Question

In the figure shown below, the maximum and the minimum possible unknown resistance\[\left( X \right)\], that can be measured by the post office box are \[{{\text{X}}_{\max }}\]is given by \[R \times {10^5}\]Ω, then \[R\] is : (In this experiment, we take out only one plugin arm \[AB\] and only one plugin arm\[BC\] , but in arms \[AD\] we can take out many plugs):

Answer 1

Hint:The post office box experiment is an application for a wheatstone bridge.
Wheatstone bridge: The Wheatstone Bridge was used to measure unknown resistance values and as a means of calibrating measuring instruments, voltmeters, ammeters, etc, by the use of a long resistive slide wire.
It was developed by Charles Wheatstone.

Formula Used:The condition for the Wheatstone bridge is
\[\dfrac{{\text{P}}}{{\text{Q}}} = \dfrac{{\text{X}}}{{\text{R}}}\]

Complete step by step answer:
To find the value of\[X\] ,
\[{\text{X = }}\dfrac{{\text{Q}}}{{\text{P}}}{\text{R}}\]

Through the above formula, we can find \[{{\text{X}}_{\max }}\]and \[{{\text{X}}_{\min }}\],
\[{{\text{X}}_{\max }} = \dfrac{{{Q_{\max }}}}{{{P_{\min }}}}{R_{\max }}\]
\[{{\text{X}}_{\min }} = \dfrac{{{Q_{\min }}}}{{{P_{\max }}}}{R_{\min }}\]
Firstly, let us find \[{{\text{X}}_{\max }}\]
\[{{\text{P}}_{\min }} = 10\] \[{{\text{R}}_{\max }} = 9000\] \[{{\text{Q}}_{\max }} = 1000\]
\[{{\text{X}}_{\max }} = \dfrac{{{Q_{\max }}}}{{{P_{\min }}}}\]
\[{R_{\max }} = \dfrac{{1000}}{{10}} \times 9000 = 900k\Omega \]
Now, let us find \[{{\text{X}}_{\min }}\]
\[{{\text{P}}_{\max }} = 1000\] \[{{\text{R}}_{\min }} = 100\] \[{{\text{Q}}_{\min }} = 10\]
\[{{\text{X}}_{\min }} = \dfrac{{{Q_{\min }}}}{{{P_{\max }}}}\]
\[{R_{\min }} = \dfrac{{10}}{{1000}} \times 100 = 1\Omega \]

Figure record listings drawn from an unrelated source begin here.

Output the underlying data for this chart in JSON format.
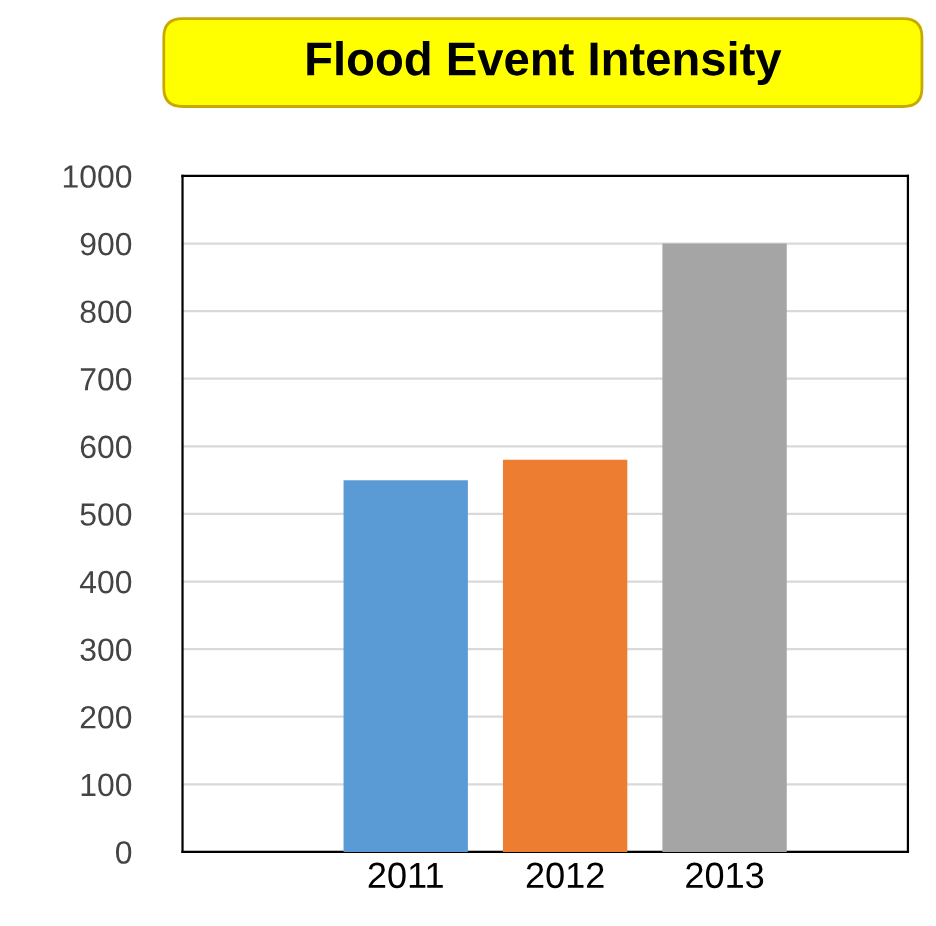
{
  "chart_data": {
    "type": "bar",
    "title": "Flood Event Intensity",
    "categories": [
      "2011",
      "2012",
      "2013"
    ],
    "values": [
      550,
      580,
      900
    ],
    "colors": [
      "#5b9bd5",
      "#ed7d31",
      "#a5a5a5"
    ],
    "ylim": [
      0,
      1000
    ],
    "yticks": [
      0,
      100,
      200,
      300,
      400,
      500,
      600,
      700,
      800,
      900,
      1000
    ],
    "grid": "y"
  }
}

\[{{\text{X}}_{\max }} = 900k\Omega \], \[{{\text{X}}_{\min }} = 1\Omega \]

Additional information:
The Wheatstone Bridge circuit is two simple series-parallel arrangements of resistances connected between a voltage supply terminal and ground terminal producing zero voltage difference between the two parallel branches when balanced. This circuit has two input terminals and two output terminals consisting of four resistors configured in a diamond-like arrangement.

Note:
-For closer measure, the denominator of R should be high then X will be minimum. Where the denominator of R is \[\dfrac{{\text{P}}}{{\text{Q}}}\].
-The Wheatstone bridge is used to measure the low resistance values precisely.
-This can also be used along with an operational amplifier to measure the physical parameters.
-We can also use it for measuring capacitance, inductance, and impedance.